Things took an unfortunate turn right before Christmas. Villaescusa found out he had both strep throat and a touch of the flu. He had to miss 10 days, including the Jim Kinyon Invitational in Story City.
It took him a little while between the illness and break to get back into a groove. But on Thursday, he proved he was back to top form in a quadrangular dual at Huxley. He showed why IAWrestle.com ranks him the No. 2 wrestler at 182 pounds in Class 2A.
He went 3-0 with victories over two ranked wrestlers in Boone's Jayden Angle and Ballard's Gabe Christensen.
“I’m not going to lie, before the matches even started my heart was beating fast and my legs were shaking,” Villaescusa said. “I was super nervous. But then I started getting positive thoughts in my head and those negative thoughts out. That’s what won me those matches today.”
Villaescusa not only won all of his matches Thursday — he didn't give up a single point. He defeated Angle, ranked ninth in 3A, by major decision, 11-0.
He also pinned Ogden's Jackson Swigert in 1:34 prior to facing off against Christensen. Christensen entered the match ranked right behind Villaescusa at third in 2A with an unblemished 24-0 record, having also pinned Swigert and pulled off a 13-6 victory over Angle earlier in the evening.
Villaescusa wasted little time establishing control against Christensen. He scored a takedown in the early minutes and rode out the rest of the period.
Momentum continued to build for Villaescusa as the match continued. By the time the third period ended, he had earned an impressive 7-0 victory.
“I wasn't wrestling Gabe Christensen or Jayden Angle,” Villaescusa said. “I was just wrestling another person in front of me.”
The ability to dominate on top in both matches bodes well for Villaescusa's future beyond high school.
“I want to keep improving on my takedowns and improving on my top game. I’ve definitely improved on my top game because no one scored on me (Thursday),” Villaescusa said. “I’m definitely going to use it in college. College is all about top and bottom.”
If Villaescusa can keep up how he wrestled Thursday, it's hard to imagine him not seriously contending for a state championship in February.

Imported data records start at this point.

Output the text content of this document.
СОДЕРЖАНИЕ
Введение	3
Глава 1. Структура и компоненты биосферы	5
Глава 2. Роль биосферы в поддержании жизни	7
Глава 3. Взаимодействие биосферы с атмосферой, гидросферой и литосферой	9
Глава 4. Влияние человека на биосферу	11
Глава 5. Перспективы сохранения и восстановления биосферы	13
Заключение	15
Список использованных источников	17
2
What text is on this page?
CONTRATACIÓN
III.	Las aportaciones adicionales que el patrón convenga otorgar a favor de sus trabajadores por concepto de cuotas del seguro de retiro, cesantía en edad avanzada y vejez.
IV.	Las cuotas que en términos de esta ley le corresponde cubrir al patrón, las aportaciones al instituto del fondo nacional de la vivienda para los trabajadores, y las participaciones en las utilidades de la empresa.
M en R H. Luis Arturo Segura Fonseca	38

“It’s being aggressive, pushing the pace and having a hammer-type mentality,” Gilbert head coach Scott Auderer said. “If he has that, no one can beat him. He has a giant toolbox to use. He’s been around the sport his whole life. He has more than enough technique right now and he knows enough in all situations.

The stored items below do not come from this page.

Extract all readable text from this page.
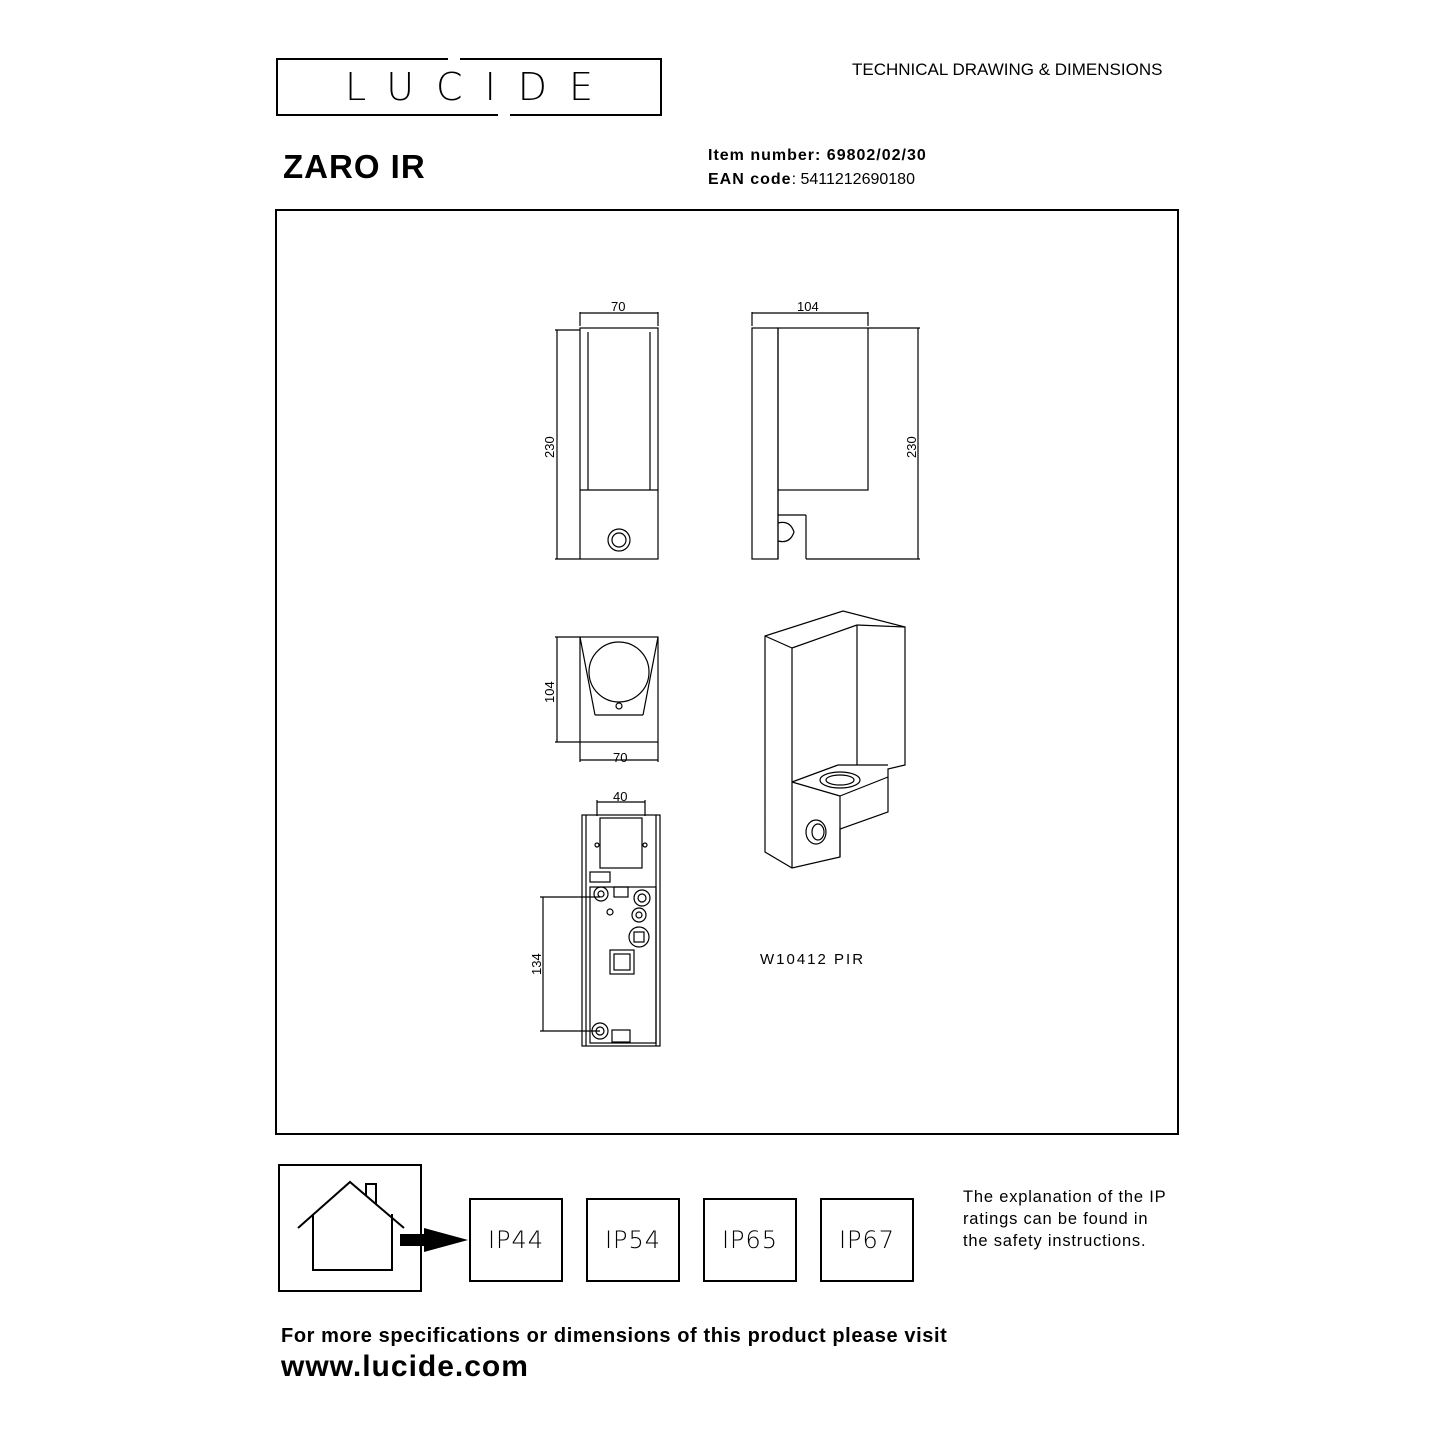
LUCIDE	TECHNICAL DRAWING & DIMENSIONS
ZARO IR	Item number: 69802/02/30
EAN code: 5411212690180
70
230
104
230
104
70
40
134	W10412 PIR
IP44	IP54	IP65	IP67
The explanation of the IP ratings can be found in the safety instructions.
For more specifications or dimensions of this product please visit
www.lucide.com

"It’s all about how he approaches every match. If he approaches every match like he did tonight, no one in high school is going to beat him.”
The key will be maintaining the discipline to perform at that level every night for the rest of the season ... and beyond.
“We’re focused on one day at a time," Auderer said. "Every practice and every meet that he wrestles, he’s got to continue to do these things and eventually that will lead to his ultimate goal, not just at this level, but the next level in college.”
Before he becomes a Cyclone, Villaescusa would love to make history at Gilbert.
“I want to keep having those positive thoughts and bring home the championship for Gilbert,” Villaescusa said. “I want to be undefeated and Gilbert’s first state champion.”